A precision manufactured three-step pulley is mounted on the motor axis, and a precision idler transfers the power from the motor to the inside rim of the platter. The 927’s idler drive is so detailed that it’s said to guarantee the most competent bass and ensure that the music keeps its most accurate pace, a quality most frequently mentioned when compared to Gerarrd turntables. Many say that because of this, the music being played, with all of its variables and instruments, is recreated in its complete totality and flows the most effortlessly forward.
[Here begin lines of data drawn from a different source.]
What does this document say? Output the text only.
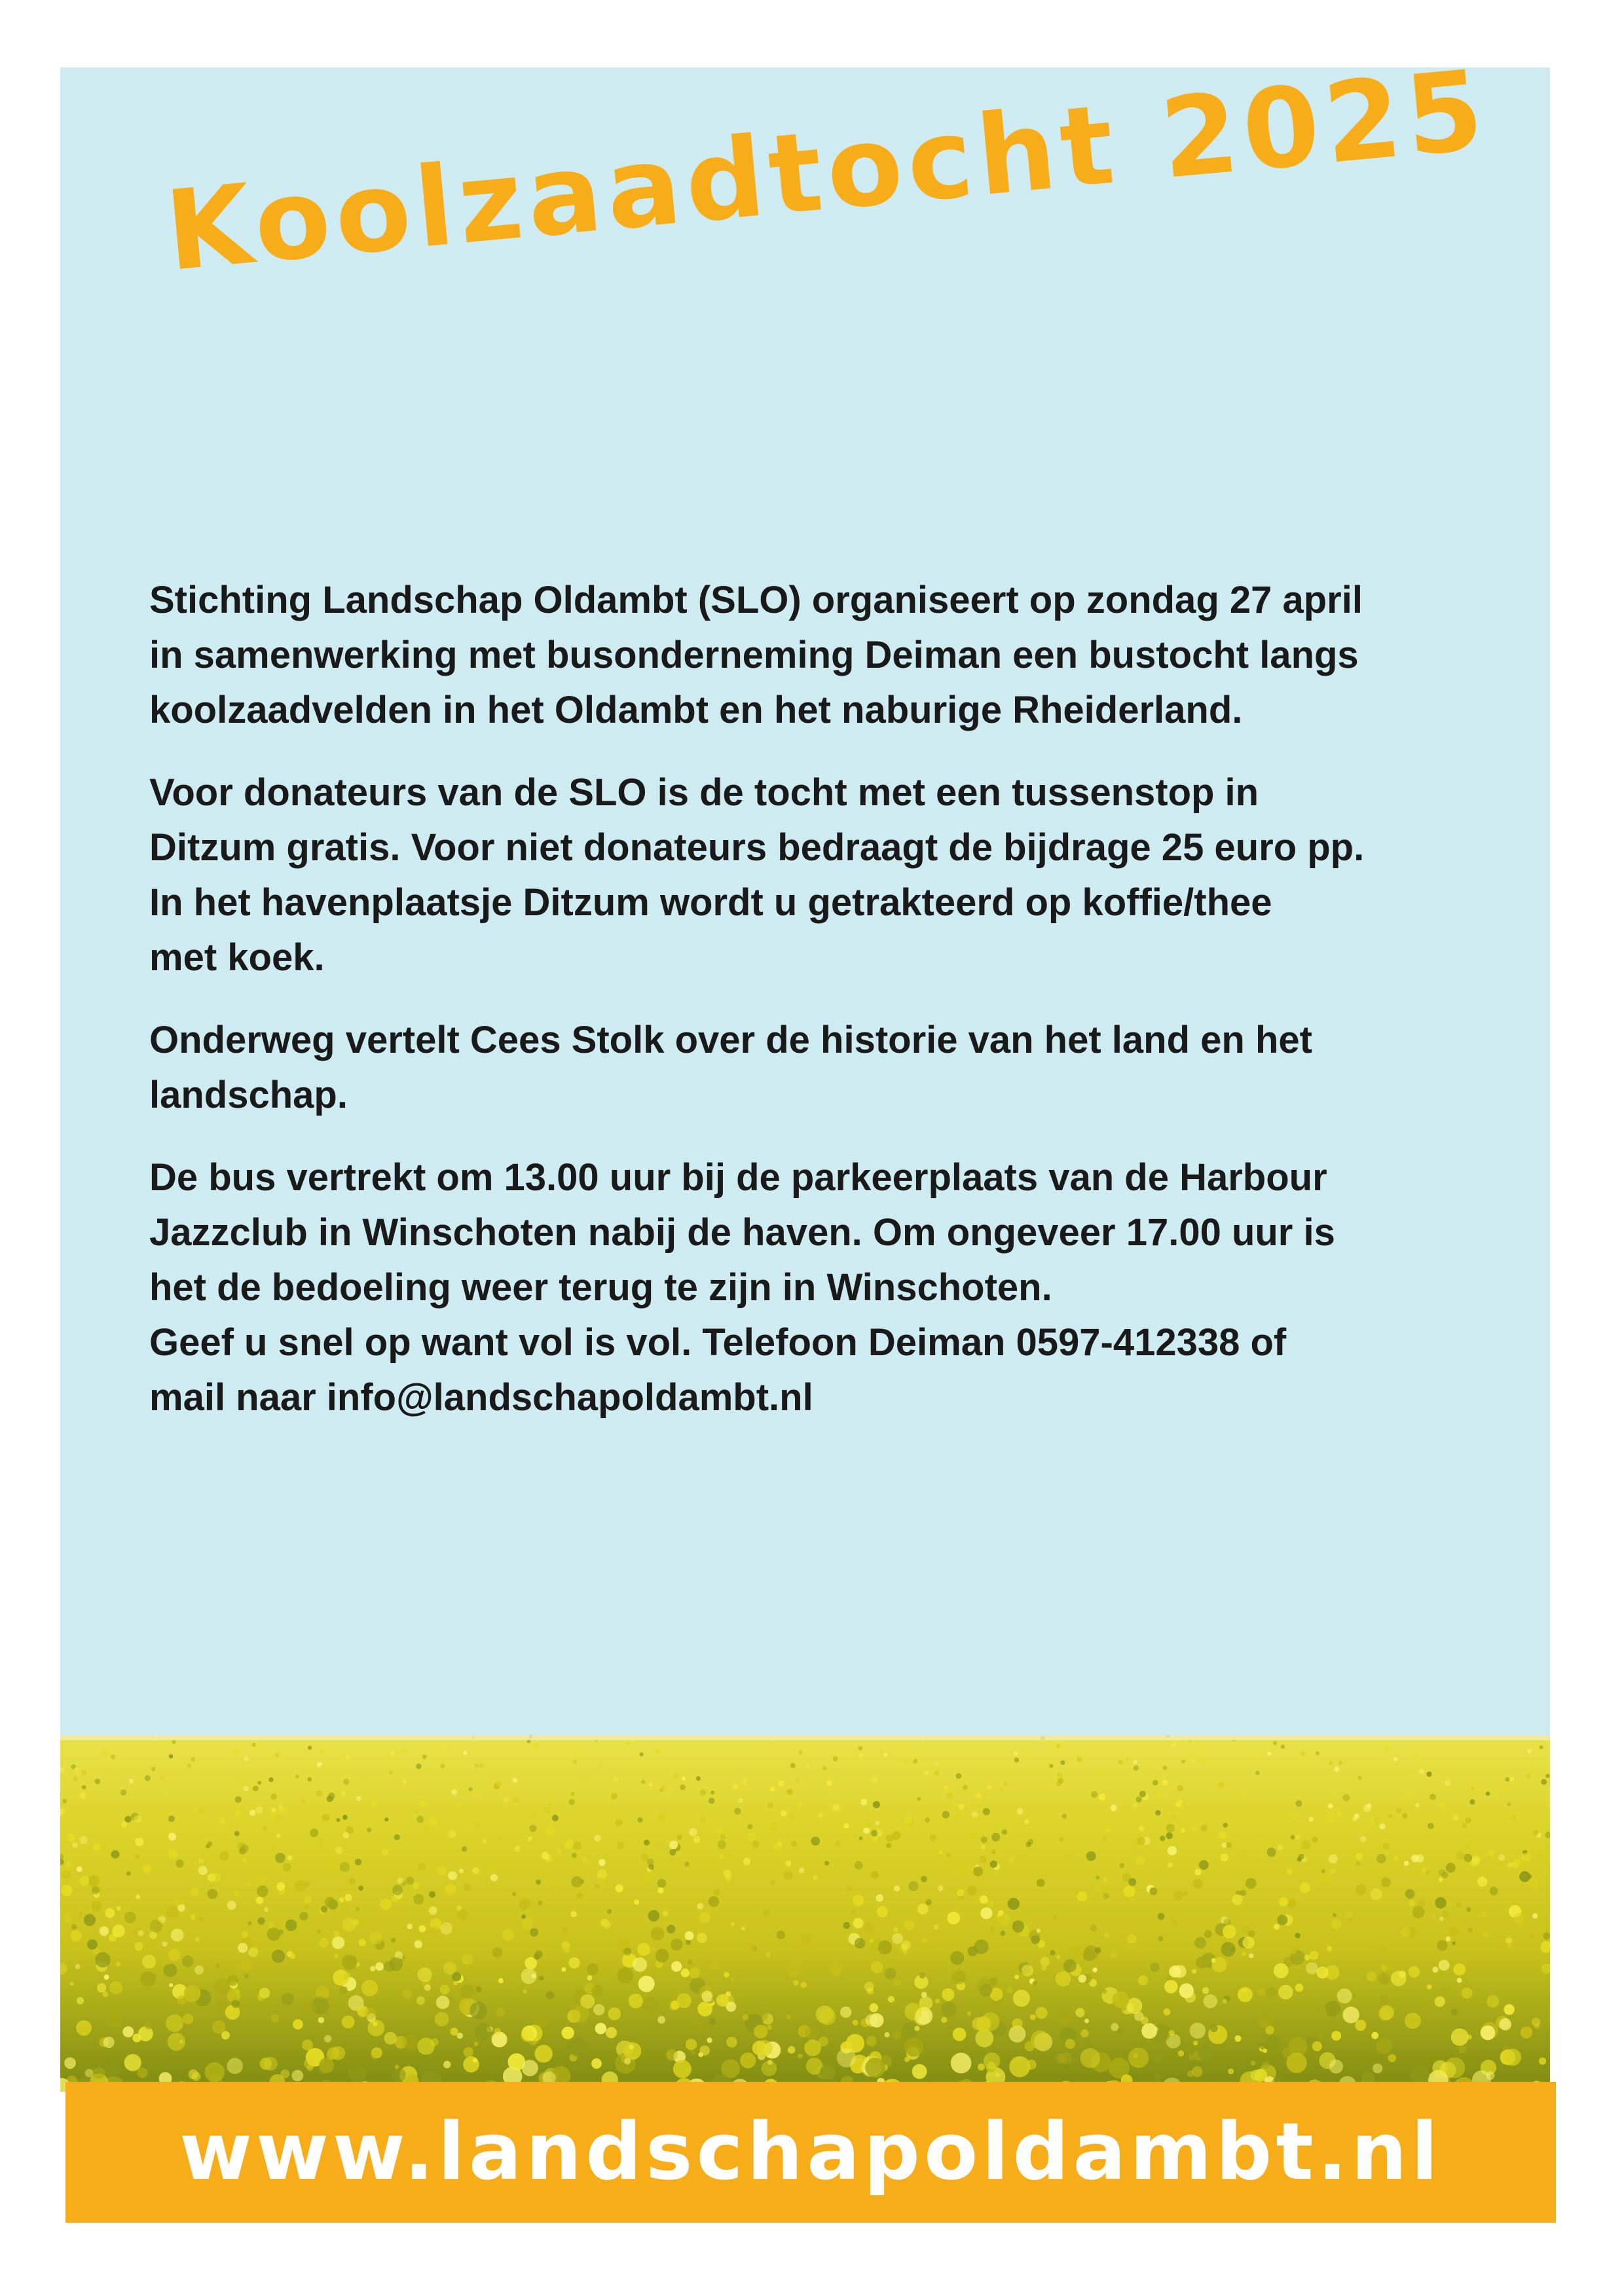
Koolzaadtocht 2025

Stichting Landschap Oldambt (SLO) organiseert op zondag 27 april
in samenwerking met busonderneming Deiman een bustocht langs
koolzaadvelden in het Oldambt en het naburige Rheiderland.

Voor donateurs van de SLO is de tocht met een tussenstop in
Ditzum gratis. Voor niet donateurs bedraagt de bijdrage 25 euro pp.
In het havenplaatsje Ditzum wordt u getrakteerd op koffie/thee
met koek.

Onderweg vertelt Cees Stolk over de historie van het land en het
landschap.

De bus vertrekt om 13.00 uur bij de parkeerplaats van de Harbour
Jazzclub in Winschoten nabij de haven. Om ongeveer 17.00 uur is
het de bedoeling weer terug te zijn in Winschoten.
Geef u snel op want vol is vol. Telefoon Deiman 0597-412338 of
mail naar info@landschapoldambt.nl

www.landschapoldambt.nl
Its unique motor brake also allows for fine adjustment of the speed, about +/-10% adjustment. It can, literally, dead-stop a record playing at 78 rpm (!). 

EMT followed up the 927 with the 930, which has just a little less of everything – a more economical turntable developed to reach more stations and studios.  
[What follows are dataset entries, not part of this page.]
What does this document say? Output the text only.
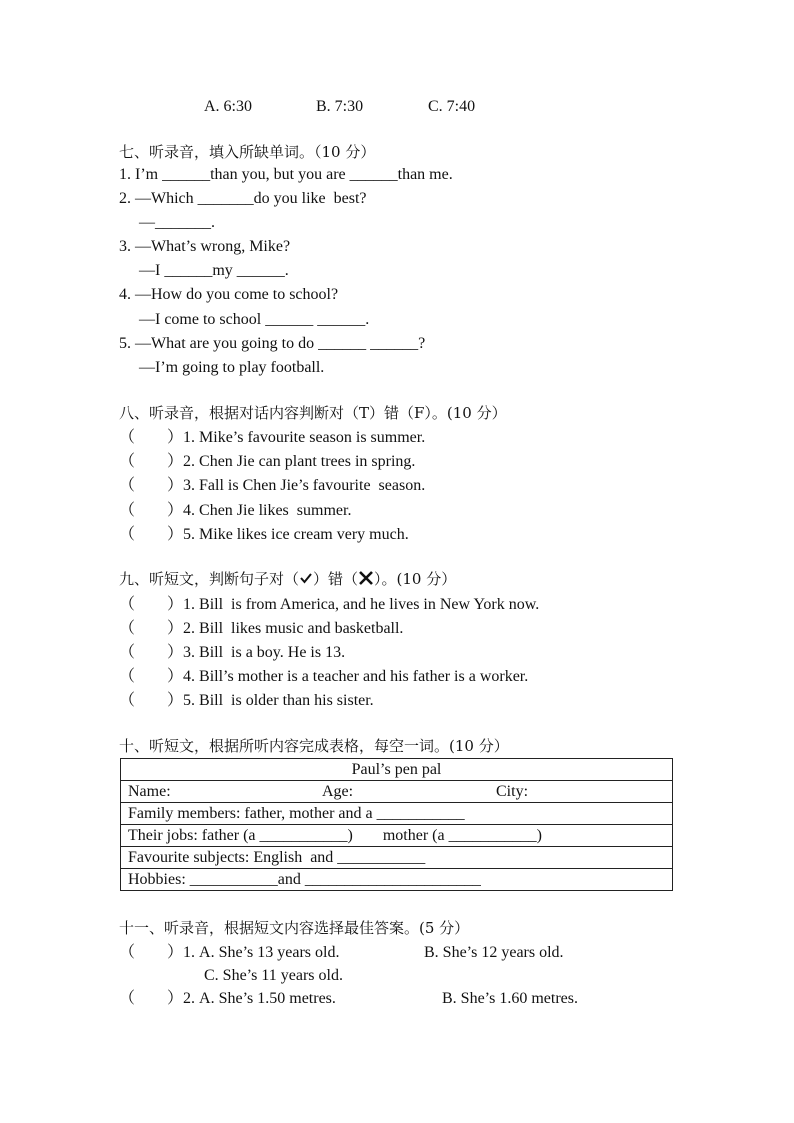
A. 6:30	B. 7:30	C. 7:40
七、听录音，填入所缺单词。（10 分）
1. I’m ______than you, but you are ______than me.
2. —Which _______do you like  best?
—_______.
3. —What’s wrong, Mike?
—I ______my ______.
4. —How do you come to school?
—I come to school ______ ______.
5. —What are you going to do ______ ______?
—I’m going to play football.
八、听录音，根据对话内容判断对（T）错（F）。(10 分）
（　　）1. Mike’s favourite season is summer.
（　　）2. Chen Jie can plant trees in spring.
（　　）3. Fall is Chen Jie’s favourite  season.
（　　）4. Chen Jie likes  summer.
（　　）5. Mike likes ice cream very much.
九、听短文，判断句子对（ ）错（ ）。(10 分）
（　　）1. Bill  is from America, and he lives in New York now.
（　　）2. Bill  likes music and basketball.
（　　）3. Bill  is a boy. He is 13.
（　　）4. Bill’s mother is a teacher and his father is a worker.
（　　）5. Bill  is older than his sister.
十、听短文，根据所听内容完成表格，每空一词。(10 分）
Paul’s pen pal
Name:	Age:	City:
Family members: father, mother and a ___________
Their jobs: father (a ___________) mother (a ___________)
Favourite subjects: English  and ___________
Hobbies: ___________and ______________________
十一、听录音，根据短文内容选择最佳答案。(5 分）
（　　）1. A. She’s 13 years old.	B. She’s 12 years old.
C. She’s 11 years old.
（　　）2. A. She’s 1.50 metres.	B. She’s 1.60 metres.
EMT 930 innards (compacted version of the 927) 

Soundwise, it’s tough to express the superlative ability of this complex machine. Like with all playback, it can never fully reproduce source music; it will always be a reproduction, slightly altered, a shadow version of the original sounds. However, this is where the 927 exceeds that expectation. Due to its robust, muscular, and legendary build quality, it produces a sound that’s  precise, immense, and effortless. These uncommonly large puzzle pieces come together to create an unmatched stability that lends itself to a more authoritative and authentic sound presentation. 

This, in essence, is why so many HiFi forums have subject lines that ask why no other turntable beats the EMT 927. It’s also commonly listed atop answers to the question, “What is the best turntable ever?”

To hear it is to believe it. But, unfortunately, as with all great gear, getting your hands on one will make too deep a dent in anyone’s savings. But keep your fingers crossed at the next showroom (like we are).